One subgroup in need of increasing hepatitis B vaccination rates may be those living with HIV infection, according to results from a CDC-funded study published online on Dec. 26, 2017, by Annals of Internal Medicine.

Researchers estimated hepatitis B vaccination prevalence using records of 18,089 U.S. adults with HIV who participated in the Medical Monitoring Project between 2009 and 2012. Primary outcomes were the prevalence of 1) no documentation of vaccination, immunity, or infection (i.e., candidates to initiate vaccination) and 2) vaccination initiation among candidates over a one-year period of HIV care.

At the start of the surveillance period, 44.2% (95% CI, 42.2% to 46.2%) of patients were candidates to initiate vaccination. By the end of surveillance, 9.6% (CI, 8.4% to 10.8%) of candidates were vaccinated, 7.5% (95% CI, 6.4% to 8.6%) had undocumented vaccination but documented infection or immunity, and 82.9% (95% CI, 81.1% to 84.7%) remained candidates for vaccination.

During the surveillance period, patients at facilities funded by the Ryan White HIV/AIDS Program (RWHAP) had higher rates of vaccination: 12.5% (95% CI, 11.1% to 13.9%) versus 3.7% (95% CI, 2.6% to 4.7%) among patients at facilities not funded by RWHAP (P<0.001).

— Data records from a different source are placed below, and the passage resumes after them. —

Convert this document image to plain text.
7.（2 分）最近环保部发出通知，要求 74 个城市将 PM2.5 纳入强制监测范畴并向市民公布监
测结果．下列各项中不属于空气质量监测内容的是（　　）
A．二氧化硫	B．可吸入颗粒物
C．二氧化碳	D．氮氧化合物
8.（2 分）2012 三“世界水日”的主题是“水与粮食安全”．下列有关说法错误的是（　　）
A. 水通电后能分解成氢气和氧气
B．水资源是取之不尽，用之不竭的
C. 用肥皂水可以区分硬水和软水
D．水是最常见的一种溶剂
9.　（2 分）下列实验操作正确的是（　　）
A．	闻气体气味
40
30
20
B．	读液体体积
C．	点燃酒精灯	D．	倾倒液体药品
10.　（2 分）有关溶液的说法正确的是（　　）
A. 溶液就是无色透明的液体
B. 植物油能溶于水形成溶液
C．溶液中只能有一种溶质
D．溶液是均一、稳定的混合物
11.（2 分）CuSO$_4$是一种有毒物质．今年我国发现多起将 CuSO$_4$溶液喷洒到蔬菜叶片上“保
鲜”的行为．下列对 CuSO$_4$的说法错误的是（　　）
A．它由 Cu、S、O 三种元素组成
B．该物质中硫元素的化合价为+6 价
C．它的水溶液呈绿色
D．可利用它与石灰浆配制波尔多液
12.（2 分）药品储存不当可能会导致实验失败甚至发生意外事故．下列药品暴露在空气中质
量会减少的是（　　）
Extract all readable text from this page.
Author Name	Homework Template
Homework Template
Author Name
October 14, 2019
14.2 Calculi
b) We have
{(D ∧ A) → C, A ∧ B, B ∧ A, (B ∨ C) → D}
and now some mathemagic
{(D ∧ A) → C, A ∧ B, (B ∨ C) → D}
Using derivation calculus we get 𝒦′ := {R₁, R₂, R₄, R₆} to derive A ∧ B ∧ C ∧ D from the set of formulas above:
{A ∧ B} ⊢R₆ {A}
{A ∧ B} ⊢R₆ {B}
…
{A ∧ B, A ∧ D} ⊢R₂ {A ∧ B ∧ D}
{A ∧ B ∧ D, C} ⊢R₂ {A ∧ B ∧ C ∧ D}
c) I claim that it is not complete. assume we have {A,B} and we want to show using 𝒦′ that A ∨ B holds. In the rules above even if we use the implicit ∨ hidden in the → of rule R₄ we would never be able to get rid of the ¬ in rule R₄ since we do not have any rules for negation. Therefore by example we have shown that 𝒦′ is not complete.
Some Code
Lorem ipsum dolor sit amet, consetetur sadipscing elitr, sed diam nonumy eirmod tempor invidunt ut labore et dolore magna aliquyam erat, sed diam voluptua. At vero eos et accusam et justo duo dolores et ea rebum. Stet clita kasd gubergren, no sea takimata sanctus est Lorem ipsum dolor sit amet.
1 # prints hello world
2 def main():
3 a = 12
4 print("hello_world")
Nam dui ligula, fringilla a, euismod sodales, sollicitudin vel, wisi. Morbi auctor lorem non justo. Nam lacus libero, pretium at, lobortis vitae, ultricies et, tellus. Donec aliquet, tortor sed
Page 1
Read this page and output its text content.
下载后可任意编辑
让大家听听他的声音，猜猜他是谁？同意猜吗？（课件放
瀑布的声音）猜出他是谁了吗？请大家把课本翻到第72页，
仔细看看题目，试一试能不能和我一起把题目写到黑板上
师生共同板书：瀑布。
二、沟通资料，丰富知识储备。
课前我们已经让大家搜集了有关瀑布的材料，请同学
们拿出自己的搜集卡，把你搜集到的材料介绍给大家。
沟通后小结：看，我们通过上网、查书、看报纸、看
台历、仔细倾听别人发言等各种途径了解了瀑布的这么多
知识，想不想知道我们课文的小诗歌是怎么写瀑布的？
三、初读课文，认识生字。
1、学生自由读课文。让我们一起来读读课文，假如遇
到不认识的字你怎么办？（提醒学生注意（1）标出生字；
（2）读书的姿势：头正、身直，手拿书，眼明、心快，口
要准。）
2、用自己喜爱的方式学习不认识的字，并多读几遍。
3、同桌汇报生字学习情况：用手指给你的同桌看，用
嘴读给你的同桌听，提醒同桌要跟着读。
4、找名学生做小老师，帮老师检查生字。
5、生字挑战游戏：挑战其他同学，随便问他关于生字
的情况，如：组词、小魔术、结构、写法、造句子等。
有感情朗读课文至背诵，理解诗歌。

The study authors noted limitations, such as underrepresentation of patients receiving less frequent medical care and the incomplete availability of medical records from outside facilities, which may have resulted in participant misclassification.

“Meeting goals for hepatitis B elimination will require a multifaceted approach to increasing vaccination of HIV patients,” they concluded. “Particular attention should be focused on increasing vaccination of patients who receive care in private practices or at facilities that are not funded by RWHAP.”

Also of note, in November 2017 the FDA approved a new vaccine for hepatitis B virus. The recombinant adjuvanted vaccine, which will be marketed under the brand name HEPLISAV-B by Dynavax Technologies, is intended to protect against hepatitis B virus infection in adults 18 years of age and older. It is administered by intramuscular injection in two doses given one month apart, a shorter time frame than that required for other available hepatitis B vaccines, which involve three shots over a period of six months, according to a press release from the manufacturer.

Because of concerns about cardiovascular risk, the FDA is requiring the manufacturer to conduct a large postmarketing observational study to evaluate risk for acute myocardial infarction in patients who receive the new vaccine versus another hepatitis B vaccine. More information about the approval is available on the FDA's website.